In memory of the man behind the Ambassador

Features Issue 149 Apr, 2014
Text by Yogendra Sakya

45 days after my father departed, I was standing on the rubble of the dismantled Hotel Ambassador in Lazimpat, wearing my Barkhi (mourning) attire, when I noticed an elderly gentleman, maybe in his early 70s, looking at me. “Aren’t you Yogendra Sakya?” he asked. “I live a few blocks away from here. I knew Basanta dai and was sad to know of his passing. But why have you pulled down a solid building? What are you going to build here?”
“A new Hotel Ambassador,” I replied.

He looked at me in disbelief, unable to comprehend why I had pulled down a perfectly good building only to have it rebuilt again. Nonetheless, he carried on.

“I didn’t just stop to inquire what you’ll be building here. When I saw you standing in your Barkhi clothes, I was reminded of an incident that took place about 52 years ago. At that time it was your father who was standing here and he was also mourning his father’s death.”

It was a strange and surreal coincidence. The man then went on to tell me that when he came across my father, he was supervising the digging of the foundation of a building that was smack in the middle of a field. “Lazimpat was all farmland then,” he continued. “I was curious to know whether he would be leaving his bubbling Ason Tole for this rural place.” When my father told him that he was building a bungalow to rent to the British Embassy, he thought my father was insane. Why would anyone rent a building in the middle of nowhere? “But I was also very impressed by Basanta dai’s simplicity and honesty. Despite being busy, he was taking the time to talk to a 16 year old stranger. I felt sad for him when he told me the income from his shop in Ason would not be enough to sustain his large 13 member family. I hoped that his crazy ideas would bear fruit.”

My father’s plans did just that. Not only did the British Embassy rent the bungalow, the extra income helped him support his 13 member family as well as start a 13 room guest house in Thamel.

The man’s story reinforced my father’s mantra: “Be simple, sincere and hardworking; success will follow.” For us, success depends on what others say, but for him, success was to be felt, not heard. Dharma and Karma were the two pillars of his life. He was a low-key person who did not believe in publicizing himself. “If your product is good, you don’t need to blow your trumpet,” he used to say. He did not believe in insurance either; for him God was the only insurer of our fates. Though he might not sound like a man fit for modern business, my father was largely responsible for turning Thamel into what it is today, thanks to him converting a dilapidated old Rana residence into the landmark Kathmandu Guest House.

Basanta Sakya, my father, left me on Sunday, 16 March 2013, when I was 58 years of age. His father left him when he was just 34. Age wise, and financially, I was in a much better position than he was. Yet I felt the same anxiety, nervousness and vacuum that one feels when losing a family member, especially one who kept worrying about me till the end.

I heard many stories from my father, and I remember him telling me about that particular incident too.
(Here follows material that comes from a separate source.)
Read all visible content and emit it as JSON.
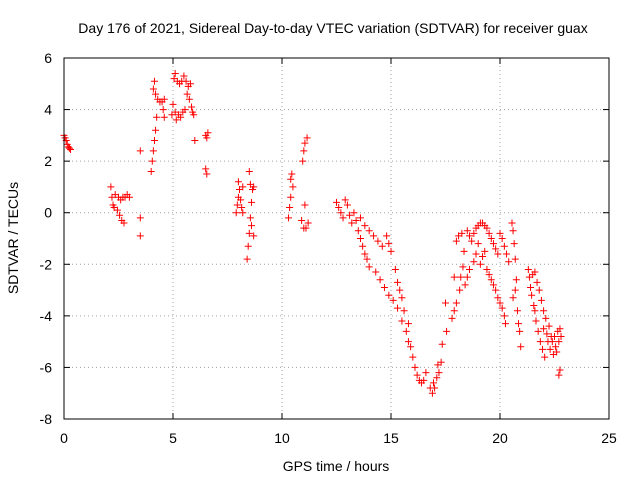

But it was only after he was gone, and having found myself in a similar position that he was in then, that the thought struck me, and it came via the incident with the old man, standing in the same spot my father had five decades ago. My father knew that my St. Xavier’s education had made me stubborn, almost as stubborn as he was. We both knew that we could not influence one another. May be that is why, after his departure, he orchestrated strange incidents from his heavenly abode to convince me into believing in Dharma and Karma.

I told myself, “Life is a full circle. You are born a son to a father, you then become a father too, you have to father your aging father and you start hoping that one day one of your children will father you when you need to be fathered!” My father may not h ave been successful in cultivating Dharma and Karma in my life when he was alive, but I can certainly feel it very strongly after his departure.


Yogendra Sakya is the former president of Hotel Association of Nepal . He is also the Chairman of Ace Hotels & Resorts.